E por que eu estava sozinho? Por que a cadela da Duquesa não tinha sequer voltado para casa na noite anterior? Aparentemente, ela se concentrava em uma nova mina de ouro e estava agora no processo de construir a cerca em torno de sua nova posse. Era apenas uma questão de tempo até que ela se tornasse um acessório de luxo de cabelos loiros de outro dono de mina. E aonde isso me levava? Que mulher gostaria de ficar com um Lobo quebrado, sem dinheiro e que tinha dedurado todos os amigos?
Respirei fundo e resisti à vontade de dar uma espiada rápida na veneziana do quarto de minha filha. Eu tinha estado lá menos de cinco minutos antes, e a cena era uma confusão enorme. O Mórmon estava andando para trás e para a frente (enquanto mantinha um largo sorriso gentil) com uma câmera Minolta pendurada no pescoço, como um sorridente turista japonês. Enquanto isso, TOC tinha se mantido curvado de joelhos, fixando um gravador de fita ultrassensível logo acima de meu quadril, utilizando um rolo de fita adesiva que ele tinha comprado na Staples.
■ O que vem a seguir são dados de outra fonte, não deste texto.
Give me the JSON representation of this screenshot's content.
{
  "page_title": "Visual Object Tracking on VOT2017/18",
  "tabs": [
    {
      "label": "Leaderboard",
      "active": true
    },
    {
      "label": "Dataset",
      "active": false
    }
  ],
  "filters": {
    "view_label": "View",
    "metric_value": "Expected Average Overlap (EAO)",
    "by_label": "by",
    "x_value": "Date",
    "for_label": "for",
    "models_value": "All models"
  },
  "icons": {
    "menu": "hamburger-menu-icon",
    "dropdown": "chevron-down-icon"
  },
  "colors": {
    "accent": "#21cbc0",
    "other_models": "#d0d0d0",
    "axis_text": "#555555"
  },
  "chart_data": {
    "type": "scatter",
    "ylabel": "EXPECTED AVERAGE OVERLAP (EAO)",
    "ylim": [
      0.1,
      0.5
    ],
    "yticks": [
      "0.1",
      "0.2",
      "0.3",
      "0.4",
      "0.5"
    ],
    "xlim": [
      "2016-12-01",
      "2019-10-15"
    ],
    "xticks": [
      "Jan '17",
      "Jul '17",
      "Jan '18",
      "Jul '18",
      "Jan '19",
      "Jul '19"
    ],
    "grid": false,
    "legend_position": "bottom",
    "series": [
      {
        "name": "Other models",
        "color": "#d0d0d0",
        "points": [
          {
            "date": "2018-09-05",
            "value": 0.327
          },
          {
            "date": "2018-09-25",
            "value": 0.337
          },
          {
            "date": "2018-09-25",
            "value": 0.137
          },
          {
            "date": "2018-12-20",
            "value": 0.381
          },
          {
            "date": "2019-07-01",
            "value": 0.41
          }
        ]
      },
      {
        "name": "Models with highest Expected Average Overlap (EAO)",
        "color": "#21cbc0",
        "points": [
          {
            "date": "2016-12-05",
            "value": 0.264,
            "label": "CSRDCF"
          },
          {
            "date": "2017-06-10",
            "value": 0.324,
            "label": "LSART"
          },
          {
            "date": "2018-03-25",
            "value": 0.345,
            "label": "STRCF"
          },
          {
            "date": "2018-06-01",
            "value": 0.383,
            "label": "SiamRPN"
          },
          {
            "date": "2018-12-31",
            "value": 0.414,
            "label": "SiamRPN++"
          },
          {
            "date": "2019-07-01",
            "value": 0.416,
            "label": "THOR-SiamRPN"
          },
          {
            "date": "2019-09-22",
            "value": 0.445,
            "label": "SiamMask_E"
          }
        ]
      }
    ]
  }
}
Quanto a mim, passei quase o tempo todo reclamando.
– Porra, vai doer pra caralho quando você retirá-lo! – reclamei com TOC. Eu estava me referindo ao fato de que a maioria de meus pelos pubianos seria arrancada quando ele tirasse o gravador.
– Eu sei, eu sei – respondeu TOC de maneira simpática, enquanto cuidadosamente evitava meus pelos pubianos com as costas da mão. – Mas você tem que confiar em mim, não há melhor lugar para esconder um gravador de fita – ele deu de ombros, ao fixar o último pedaço de fita adesiva quatro centímetros acima da minha bolsa escrotal. – Mesmo alguém que suspeita de tudo como o Chef vai pensar duas vezes antes de acariciar suas bolas!